La tempestad de arena había durado toda la noche, y había obligado a los aldeanos a cubrir todas las aberturas de las casas. El viento no había conseguido atravesar una atmósfera ocre y pesada, y los ritos matutinos se habían retrasado. No se veía a más de cinco pasos y la tarea de la aguada había exigido penosos esfuerzos.

Las inflamaciones oculares iban a ser numerosas y la mujer sabia había preparado ya varias redomas de colirio con distintas dosis adecuadas a la gravedad de las afecciones.

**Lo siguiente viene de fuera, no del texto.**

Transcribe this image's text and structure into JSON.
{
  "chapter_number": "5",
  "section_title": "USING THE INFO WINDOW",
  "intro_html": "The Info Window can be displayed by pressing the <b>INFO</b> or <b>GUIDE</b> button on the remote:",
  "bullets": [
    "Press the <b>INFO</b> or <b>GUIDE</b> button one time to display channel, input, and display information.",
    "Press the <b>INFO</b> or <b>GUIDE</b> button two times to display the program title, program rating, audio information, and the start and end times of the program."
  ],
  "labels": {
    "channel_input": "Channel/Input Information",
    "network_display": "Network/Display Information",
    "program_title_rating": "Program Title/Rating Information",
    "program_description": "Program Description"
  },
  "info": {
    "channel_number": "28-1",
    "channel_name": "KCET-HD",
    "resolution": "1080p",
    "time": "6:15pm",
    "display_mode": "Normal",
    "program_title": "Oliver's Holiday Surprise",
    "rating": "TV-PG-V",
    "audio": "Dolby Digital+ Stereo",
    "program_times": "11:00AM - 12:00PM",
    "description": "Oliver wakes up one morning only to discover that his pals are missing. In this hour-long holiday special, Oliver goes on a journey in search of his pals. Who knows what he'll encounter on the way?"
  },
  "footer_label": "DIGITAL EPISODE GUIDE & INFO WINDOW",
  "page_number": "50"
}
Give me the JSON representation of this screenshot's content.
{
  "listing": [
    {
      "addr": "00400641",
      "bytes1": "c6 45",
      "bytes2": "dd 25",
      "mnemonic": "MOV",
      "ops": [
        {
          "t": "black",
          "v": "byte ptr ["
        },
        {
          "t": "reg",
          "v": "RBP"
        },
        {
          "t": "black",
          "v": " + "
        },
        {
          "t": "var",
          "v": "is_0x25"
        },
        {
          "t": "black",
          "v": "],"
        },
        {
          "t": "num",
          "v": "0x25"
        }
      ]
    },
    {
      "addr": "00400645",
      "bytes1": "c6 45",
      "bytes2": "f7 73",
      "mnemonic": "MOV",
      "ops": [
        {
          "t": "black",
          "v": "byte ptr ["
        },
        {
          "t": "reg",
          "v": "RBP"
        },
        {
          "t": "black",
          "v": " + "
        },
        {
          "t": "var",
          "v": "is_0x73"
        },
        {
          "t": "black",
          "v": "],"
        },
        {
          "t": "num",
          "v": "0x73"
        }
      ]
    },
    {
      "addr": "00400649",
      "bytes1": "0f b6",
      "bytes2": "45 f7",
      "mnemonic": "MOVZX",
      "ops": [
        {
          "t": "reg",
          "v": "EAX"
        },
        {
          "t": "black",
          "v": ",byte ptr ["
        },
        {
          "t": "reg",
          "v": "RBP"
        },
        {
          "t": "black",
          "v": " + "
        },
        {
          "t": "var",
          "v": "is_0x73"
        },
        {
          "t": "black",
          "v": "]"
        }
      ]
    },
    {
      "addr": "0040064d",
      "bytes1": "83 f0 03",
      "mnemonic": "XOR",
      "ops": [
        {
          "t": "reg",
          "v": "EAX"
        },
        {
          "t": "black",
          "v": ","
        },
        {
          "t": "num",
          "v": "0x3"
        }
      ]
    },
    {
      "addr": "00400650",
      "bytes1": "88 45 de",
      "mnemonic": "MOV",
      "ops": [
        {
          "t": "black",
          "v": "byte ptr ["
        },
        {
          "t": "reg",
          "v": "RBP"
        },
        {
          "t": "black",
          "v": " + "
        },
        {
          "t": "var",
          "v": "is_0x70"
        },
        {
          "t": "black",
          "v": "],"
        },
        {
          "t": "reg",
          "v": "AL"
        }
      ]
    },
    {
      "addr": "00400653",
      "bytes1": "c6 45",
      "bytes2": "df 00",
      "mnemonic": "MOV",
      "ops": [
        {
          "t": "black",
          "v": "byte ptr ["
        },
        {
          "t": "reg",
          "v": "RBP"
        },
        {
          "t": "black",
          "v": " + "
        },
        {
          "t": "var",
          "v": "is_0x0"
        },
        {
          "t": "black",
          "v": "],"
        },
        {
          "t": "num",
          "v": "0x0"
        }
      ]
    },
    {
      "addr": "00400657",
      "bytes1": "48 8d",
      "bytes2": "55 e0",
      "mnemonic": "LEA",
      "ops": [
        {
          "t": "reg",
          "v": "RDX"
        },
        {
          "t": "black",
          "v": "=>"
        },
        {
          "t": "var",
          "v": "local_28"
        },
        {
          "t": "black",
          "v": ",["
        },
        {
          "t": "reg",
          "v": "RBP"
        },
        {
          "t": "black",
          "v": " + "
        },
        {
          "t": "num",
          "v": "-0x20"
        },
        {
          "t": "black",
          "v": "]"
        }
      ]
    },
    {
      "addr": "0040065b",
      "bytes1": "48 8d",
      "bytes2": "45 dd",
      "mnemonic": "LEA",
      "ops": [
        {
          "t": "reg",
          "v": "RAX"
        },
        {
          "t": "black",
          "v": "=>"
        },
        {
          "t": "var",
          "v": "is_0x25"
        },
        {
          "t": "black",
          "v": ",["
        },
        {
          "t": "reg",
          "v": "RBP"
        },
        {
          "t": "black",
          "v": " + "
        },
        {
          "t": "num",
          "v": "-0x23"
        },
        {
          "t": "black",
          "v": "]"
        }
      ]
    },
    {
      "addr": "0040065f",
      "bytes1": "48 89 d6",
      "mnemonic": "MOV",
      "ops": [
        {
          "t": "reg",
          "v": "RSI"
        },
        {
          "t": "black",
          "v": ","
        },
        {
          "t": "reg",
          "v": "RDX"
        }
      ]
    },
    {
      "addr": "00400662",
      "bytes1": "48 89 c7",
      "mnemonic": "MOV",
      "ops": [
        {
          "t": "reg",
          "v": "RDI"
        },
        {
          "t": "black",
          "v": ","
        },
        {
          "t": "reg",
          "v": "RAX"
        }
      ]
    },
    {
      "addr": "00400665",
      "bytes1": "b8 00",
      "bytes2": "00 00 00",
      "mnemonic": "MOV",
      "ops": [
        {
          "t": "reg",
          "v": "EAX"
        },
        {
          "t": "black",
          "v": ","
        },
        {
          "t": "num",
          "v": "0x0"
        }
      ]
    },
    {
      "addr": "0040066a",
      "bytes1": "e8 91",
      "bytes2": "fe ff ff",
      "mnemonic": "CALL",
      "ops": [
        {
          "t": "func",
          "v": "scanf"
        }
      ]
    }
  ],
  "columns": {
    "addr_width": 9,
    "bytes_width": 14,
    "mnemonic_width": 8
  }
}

—Le pediré a Kenhir que reduzca las horas de trabajo mientras dure esta tempestad —le anunció Nefer a su esposa—, y nos limitaremos a las tumbas de la aldea.

El pequeño Negrote se había acurrucado en las rodillas del maestro de obras para indicarle que moverse hubiera sido un gran error. El cachorro era un animal muy prudente, ni siquiera mordisqueaba las patas de los muebles y devoraba con gran apetito las mezclas de carne, queso, legumbres y pan que Clara le preparaba. Tenía los mismos ojos color avellana que su padre y era tan inteligente como él.

—Estás muy inquieto, ¿verdad?

—Este viento no es normal. En sus remolinos se inicia una especie de locura preñada de destrucción.

En la puerta sonaron dos bastonazos.

—Abrid en seguida —exigió Kenhir, que se había cubierto la cabeza con una capucha.

—¿Qué ocurre? —preguntó Nefer.

—El cartero Uputy ha desafiado la maldita tormenta para traernos una trágica noticia: el faraón Merenptah acaba de morir.